Amusingly enough, humans also have agency. They can form their own goals and intentions and act autonomously to achieve them—while taking accountability for those decisions. Despite the name, AI agents can do nothing of the sort.
So essentially we want the LLM to get access to other tools than just predicting tokens and to perform assigned activities as expected. So in the most blunt example with the customer chatbot for a travel agency, if the bot is being asked about "what's a great place to travel with children" and responding based on its training, that's just ChatGPT in a different interface. If it looks up a database with your travel history and offers to make a booking on airline and hotel websites for you, that's agentic.
Source: The ROI of AI 2025
The value proposition of agentic behavior is so self-evident that it's being adopted across all geographies and industries.
Source: The ROI of AI 2025
Do you remember that bit about accountability? Not surprisingly, adoption of such tools is correlated with the potential outcomes if something goes wrong. Highly sensitive roles are testing and adopting agentic workflows at a significantly slower rate, although that will change over time as outcomes improve and most decision makers realize that logging every action in a traceable manner is higher accountability than what you get out of humans.
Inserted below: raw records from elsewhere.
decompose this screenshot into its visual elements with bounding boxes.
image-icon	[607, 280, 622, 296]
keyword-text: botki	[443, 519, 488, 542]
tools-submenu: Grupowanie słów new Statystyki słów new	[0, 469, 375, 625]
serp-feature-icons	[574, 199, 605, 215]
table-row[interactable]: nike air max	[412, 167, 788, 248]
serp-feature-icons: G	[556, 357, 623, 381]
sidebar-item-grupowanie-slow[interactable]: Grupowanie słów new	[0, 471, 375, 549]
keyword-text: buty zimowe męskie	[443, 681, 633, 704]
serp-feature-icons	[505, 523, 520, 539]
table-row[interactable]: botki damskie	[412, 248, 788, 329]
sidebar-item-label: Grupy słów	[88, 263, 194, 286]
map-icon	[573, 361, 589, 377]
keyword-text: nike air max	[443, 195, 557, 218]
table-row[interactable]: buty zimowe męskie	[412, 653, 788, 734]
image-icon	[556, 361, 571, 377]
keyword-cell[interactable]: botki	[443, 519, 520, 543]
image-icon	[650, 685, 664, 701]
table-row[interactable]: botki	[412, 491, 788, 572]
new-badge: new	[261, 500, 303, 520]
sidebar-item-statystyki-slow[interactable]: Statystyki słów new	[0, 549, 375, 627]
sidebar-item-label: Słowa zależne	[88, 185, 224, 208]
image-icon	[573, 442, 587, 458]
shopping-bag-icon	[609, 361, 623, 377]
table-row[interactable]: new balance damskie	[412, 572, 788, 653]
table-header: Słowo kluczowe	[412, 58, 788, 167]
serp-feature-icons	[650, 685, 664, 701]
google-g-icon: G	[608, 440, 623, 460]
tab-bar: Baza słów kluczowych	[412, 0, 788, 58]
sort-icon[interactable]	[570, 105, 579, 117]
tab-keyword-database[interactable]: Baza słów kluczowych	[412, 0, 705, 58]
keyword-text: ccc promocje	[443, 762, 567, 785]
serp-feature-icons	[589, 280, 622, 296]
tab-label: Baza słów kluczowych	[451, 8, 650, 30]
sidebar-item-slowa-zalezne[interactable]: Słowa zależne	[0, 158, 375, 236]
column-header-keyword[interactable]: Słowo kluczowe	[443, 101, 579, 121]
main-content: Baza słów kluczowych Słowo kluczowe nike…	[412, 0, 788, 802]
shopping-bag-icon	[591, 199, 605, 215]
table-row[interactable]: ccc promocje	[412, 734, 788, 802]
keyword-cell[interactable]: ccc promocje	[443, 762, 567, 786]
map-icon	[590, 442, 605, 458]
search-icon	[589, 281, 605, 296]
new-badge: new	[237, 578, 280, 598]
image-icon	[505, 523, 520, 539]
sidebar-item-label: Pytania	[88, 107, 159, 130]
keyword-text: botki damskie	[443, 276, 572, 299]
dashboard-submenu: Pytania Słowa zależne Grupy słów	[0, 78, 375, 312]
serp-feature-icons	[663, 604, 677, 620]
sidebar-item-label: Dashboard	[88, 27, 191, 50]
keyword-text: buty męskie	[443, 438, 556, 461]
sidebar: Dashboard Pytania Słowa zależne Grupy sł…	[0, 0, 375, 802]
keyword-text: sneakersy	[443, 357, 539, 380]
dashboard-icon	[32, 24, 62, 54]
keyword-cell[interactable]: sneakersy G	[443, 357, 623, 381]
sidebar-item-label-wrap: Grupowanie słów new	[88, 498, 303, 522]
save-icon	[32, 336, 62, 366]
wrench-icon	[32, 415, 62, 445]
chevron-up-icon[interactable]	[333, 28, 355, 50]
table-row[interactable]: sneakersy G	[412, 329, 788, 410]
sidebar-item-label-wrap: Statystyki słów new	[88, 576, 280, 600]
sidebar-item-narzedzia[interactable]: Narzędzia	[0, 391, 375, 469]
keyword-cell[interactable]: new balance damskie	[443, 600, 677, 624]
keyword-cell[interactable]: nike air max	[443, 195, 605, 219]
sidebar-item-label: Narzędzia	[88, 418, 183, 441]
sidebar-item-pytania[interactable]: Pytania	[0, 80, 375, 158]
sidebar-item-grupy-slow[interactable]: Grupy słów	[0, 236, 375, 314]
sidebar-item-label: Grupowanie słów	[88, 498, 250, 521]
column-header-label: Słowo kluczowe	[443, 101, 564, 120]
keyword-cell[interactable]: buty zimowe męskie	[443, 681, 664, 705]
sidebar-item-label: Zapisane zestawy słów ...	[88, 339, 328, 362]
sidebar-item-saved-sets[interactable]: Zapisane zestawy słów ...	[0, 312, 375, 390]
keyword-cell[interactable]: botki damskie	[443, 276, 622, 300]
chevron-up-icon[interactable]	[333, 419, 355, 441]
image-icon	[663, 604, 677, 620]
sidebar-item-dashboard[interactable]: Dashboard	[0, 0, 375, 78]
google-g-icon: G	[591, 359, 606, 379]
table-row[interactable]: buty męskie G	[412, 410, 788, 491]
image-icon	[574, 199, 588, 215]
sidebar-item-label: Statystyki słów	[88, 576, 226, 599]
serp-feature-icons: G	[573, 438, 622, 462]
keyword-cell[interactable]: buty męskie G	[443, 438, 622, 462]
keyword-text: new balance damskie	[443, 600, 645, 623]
Unironically the concept of a public ledger that blockchains introduced will come back in a more simplistic but obvious implementation here as agents are deemed more trustworthy over time.
Source: The ROI of AI 2025
The obvious one to highlight here is cybersecurity. The industry is changing rapidly and a lot of the AI spend is going into cybersecurity use cases. Whether this leads to underreporting of the expansion of cybersecurity (or hides AI adoption dollars) is unclear, but not unlikely. If we double click:
Source: The ROI of AI 2025
Similar to coding use cases, cybersecurity is a logical step in the value chain because most security problems tie back to code, APIs, and logs, all things that humans are significantly worse at quickly understanding vs LLM agents.
Source: The ROI of AI 2025
“You have to look at ROI as not just size of return but also speed of return. AI initiatives are sizable investments that are not commodities yet, so we have to look at where hyper-automation and scaling with AI is actually generating a return first. How fast is your investment coming back to the organization and what capabilities are you investing in now that will scale up and create more efficiencies or business transformation down the road?”
Cristina Nitulescu, Head of Digital Transformation and IT, Bayer Consumer Health
Qualifying whether a company is an early adopter of AI Agents is a strong indication of both AI maturity and budget allocation.
Source: The ROI of AI 2025
While most of the business objectives for AI adoption remain similar, it's only this year that specifically exploring and scaling agentic deployments has become a board-level topic. In fact, 77% of the companies are increasing their AI spend even if the cost per token has dropped, and 58% are allocating net new budgets.
Source: The ROI of AI 2025
To close this off, while the report is trying to highlight the quick rise of interest and focus on AI agents, it’s important to note that for senior leaders, the primary concerns remain “are we doing the right things with AI” and “how can we improve our data”. These are often challenges with process and people, less so with systems.